İran mahbubları,[5 - Mahbub (Farsça): Sevilen erkek (e.n.)] çoğunlukla Ermeni delikanlılarını andırırlar ise de bizim Acem Ali’nin çehresi İranlılardan ziyade Arap evlatlarının necip simalarına benzerdi. Hatta Acemler çoğunlukla kıllı oldukları hâlde Ali’nin bilakis kılsızca olması dahi Araplığa benzeyişini arttırıp burnunun, ağzının gayet küçüklüğü ve dişlerinin hem küçük hem de kar gibi beyazlığı Şam’da, Halep’te tesadüf olunan mahbublardan başka hemen hiçbir yerin dilberinde bulunamaz.
Hülasa bizim Acem Ali “mahbub” lafzının her anlamına göre mükemmel bir mahbub olup Çerkez Sohbet’te mahbub-dostluk asla mevcut olmadığı hâlde, Ali’ye olan âşıkça bakışının Ali dahi farkında olur idiyse de o pazu kuvveti kendisinde bulundukça hakikaten hiçbir tehlikeden ürkmezdi. Şu kadar ki “Ah bir kere bıyıklarım çıksa da şu hayret ve tahassür[6 - Tahassür: Hasret çekmek. Elde edilmesi istenilen ve ele geçirilemeyen şeye üzülmek (e.n.)] bakışlarından kendimi kurtarsam!” diyen birçok delikanlıdan biri de herhâlde Ali’ydi.
İsmi Acem Ali olduğuna göre kendisini papağı ve paşmağıyla bir Acem zannetmeyiniz. Potinli, pantolonlu, ceketli ve boyun bağlı olan güzel bir şık olup Acemliğinden kendisinde bakiye sayılabilecek bir şey varsa o da konuşma tarzında hissedilen pek sınırlı bir Acem şivesinden ibarettir.

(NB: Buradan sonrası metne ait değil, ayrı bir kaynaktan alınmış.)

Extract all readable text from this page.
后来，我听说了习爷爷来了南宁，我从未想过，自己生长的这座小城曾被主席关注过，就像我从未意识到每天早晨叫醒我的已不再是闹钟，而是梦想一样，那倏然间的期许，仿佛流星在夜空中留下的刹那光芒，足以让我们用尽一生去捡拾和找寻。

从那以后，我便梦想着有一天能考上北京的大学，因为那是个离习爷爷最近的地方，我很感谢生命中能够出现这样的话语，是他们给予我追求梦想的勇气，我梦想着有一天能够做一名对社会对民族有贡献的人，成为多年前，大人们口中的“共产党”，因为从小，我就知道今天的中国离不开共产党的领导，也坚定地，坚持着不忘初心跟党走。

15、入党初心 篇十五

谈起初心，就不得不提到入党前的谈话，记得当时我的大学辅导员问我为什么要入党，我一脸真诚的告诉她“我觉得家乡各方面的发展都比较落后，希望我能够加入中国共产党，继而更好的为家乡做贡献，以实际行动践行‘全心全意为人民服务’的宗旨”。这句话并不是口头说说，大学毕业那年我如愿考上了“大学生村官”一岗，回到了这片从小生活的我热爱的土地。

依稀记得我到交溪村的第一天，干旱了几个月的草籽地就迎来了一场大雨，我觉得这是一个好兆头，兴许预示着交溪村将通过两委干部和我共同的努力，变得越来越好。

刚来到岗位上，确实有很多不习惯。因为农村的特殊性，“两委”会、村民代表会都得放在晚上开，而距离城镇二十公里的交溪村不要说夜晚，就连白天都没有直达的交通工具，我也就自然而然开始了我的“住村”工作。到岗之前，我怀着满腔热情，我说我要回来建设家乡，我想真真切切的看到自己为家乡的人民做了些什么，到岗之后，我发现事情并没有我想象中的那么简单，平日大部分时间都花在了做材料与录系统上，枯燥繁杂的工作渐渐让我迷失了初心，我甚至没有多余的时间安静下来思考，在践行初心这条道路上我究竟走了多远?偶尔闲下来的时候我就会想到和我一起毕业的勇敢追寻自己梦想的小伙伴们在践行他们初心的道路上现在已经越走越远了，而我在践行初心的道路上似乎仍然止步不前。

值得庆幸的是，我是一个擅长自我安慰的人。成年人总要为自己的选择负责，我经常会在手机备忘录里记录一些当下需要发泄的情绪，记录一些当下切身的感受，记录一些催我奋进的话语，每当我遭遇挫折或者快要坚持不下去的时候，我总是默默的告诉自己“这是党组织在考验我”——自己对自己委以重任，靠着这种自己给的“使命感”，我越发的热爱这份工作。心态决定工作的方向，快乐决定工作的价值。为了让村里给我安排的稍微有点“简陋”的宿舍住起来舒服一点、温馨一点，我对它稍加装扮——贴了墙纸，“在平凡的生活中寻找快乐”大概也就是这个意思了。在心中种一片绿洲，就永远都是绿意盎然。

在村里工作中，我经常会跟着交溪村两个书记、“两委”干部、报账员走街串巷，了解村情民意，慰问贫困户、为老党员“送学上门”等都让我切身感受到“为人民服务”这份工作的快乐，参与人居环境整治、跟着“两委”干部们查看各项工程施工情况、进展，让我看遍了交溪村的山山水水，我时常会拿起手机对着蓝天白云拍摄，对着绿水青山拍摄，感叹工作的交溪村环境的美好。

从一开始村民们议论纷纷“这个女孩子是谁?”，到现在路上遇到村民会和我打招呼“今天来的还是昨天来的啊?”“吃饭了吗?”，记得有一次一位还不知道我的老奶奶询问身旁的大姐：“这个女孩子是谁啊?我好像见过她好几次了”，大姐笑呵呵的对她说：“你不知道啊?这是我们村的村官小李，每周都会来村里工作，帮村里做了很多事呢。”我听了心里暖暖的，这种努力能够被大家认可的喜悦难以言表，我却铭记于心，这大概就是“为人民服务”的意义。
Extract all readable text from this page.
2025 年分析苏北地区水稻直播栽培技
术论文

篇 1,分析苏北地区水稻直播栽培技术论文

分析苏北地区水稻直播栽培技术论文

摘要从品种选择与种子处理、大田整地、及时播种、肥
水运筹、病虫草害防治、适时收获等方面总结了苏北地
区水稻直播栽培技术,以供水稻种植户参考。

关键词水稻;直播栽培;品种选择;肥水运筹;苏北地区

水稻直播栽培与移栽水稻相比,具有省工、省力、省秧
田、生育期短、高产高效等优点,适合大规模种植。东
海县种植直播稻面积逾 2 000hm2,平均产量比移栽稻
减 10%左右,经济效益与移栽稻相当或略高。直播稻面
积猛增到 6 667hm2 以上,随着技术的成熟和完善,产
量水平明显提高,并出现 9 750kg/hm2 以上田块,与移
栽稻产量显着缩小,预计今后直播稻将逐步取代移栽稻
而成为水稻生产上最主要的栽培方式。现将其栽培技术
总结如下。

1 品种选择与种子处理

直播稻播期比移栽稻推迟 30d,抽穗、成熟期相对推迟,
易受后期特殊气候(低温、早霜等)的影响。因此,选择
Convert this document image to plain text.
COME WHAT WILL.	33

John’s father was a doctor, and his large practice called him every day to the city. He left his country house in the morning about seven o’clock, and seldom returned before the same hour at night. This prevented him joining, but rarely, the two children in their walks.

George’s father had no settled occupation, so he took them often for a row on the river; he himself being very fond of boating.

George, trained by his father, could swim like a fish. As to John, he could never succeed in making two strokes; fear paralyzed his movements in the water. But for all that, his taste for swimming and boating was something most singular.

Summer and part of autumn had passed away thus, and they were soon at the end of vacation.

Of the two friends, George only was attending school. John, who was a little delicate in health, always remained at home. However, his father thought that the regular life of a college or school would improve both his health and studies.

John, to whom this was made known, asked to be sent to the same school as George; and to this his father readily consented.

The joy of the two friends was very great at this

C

Ya bu şive dahi kendisini meziyetten anlayanlar nezdinde bir kat daha mahbub edecek bir şey sayılmaz mı?
Her ne kadar Sandalcı Çerkez Sohbet, Farisi dilinin ne kadar şeker olduğunu ve o lisana mahsus tatlılıkla söylenen Türkçeyi bile sair mahbubların Türkçelerinden fark edebilecek şekilde terbiye görmüş bir adam değil idiyse de Ali’nin, en sert ifadeleri bile en güzel bir kızın, hem de kendi hemşehrileri olan Çerkez kızlarının ifadeleri kadar latif olduğunu takdir ederek, mekânı olsa da Ali kırk yıl söyleyip kendisi dahi kırk yıl dinlese yine Ali’yi dinlemeye doyamayacağını pek çok defalar hatırından hükmetmiştir.
Acaba Çerkez Sohbet’in kendi hakkındaki hislerinin bu derecelere kadar vardığını Ali dahi anlamış mıydı?
Eğer Çerkez Sohbet, böyle genç kahramanlarda görülen mükemmel güzelliği takdir edişi, kendi ahlakınca ayıplamayı ve nefreti gerektirecek melunlardan bulunsaydı belki Ali dahi bahsi geçen hisleri anlamış olurdu. Zira o hâlde bulunan kötü niyetli insanlar içlerindeki derdi bir türlü saklayamayarak güzideleri olan delikanlılara gizli aşklarını ifşa ederler. Fakat Çerkez Sohbet bu gibi kötü ahlaklılardan olmayıp “güzellik” denilen sıfatı ise bir genç kızda, bir genç erkekte değil, atta, kuşta hatta biçimli bir sandalda görse bile hayran olacak kadar güzel tabiat sahibi bir adam olduğundan zaten yüreğinde Ali için saldırgan bir his yoktu ki hatta az çok bir taşkınlıkta bulunacağı tasavvur edilebilsin.
Ya rıhtım üzerindeki kavga meselesi ortada iken velev ki Sohbet’te öyle nahoş bir his bulunsa bile cüzice eserini[7 - Eser: Bir şeyin varlığına delalet eden tesir (e.n.)] meydana çıkarabilmek mümkün müdür?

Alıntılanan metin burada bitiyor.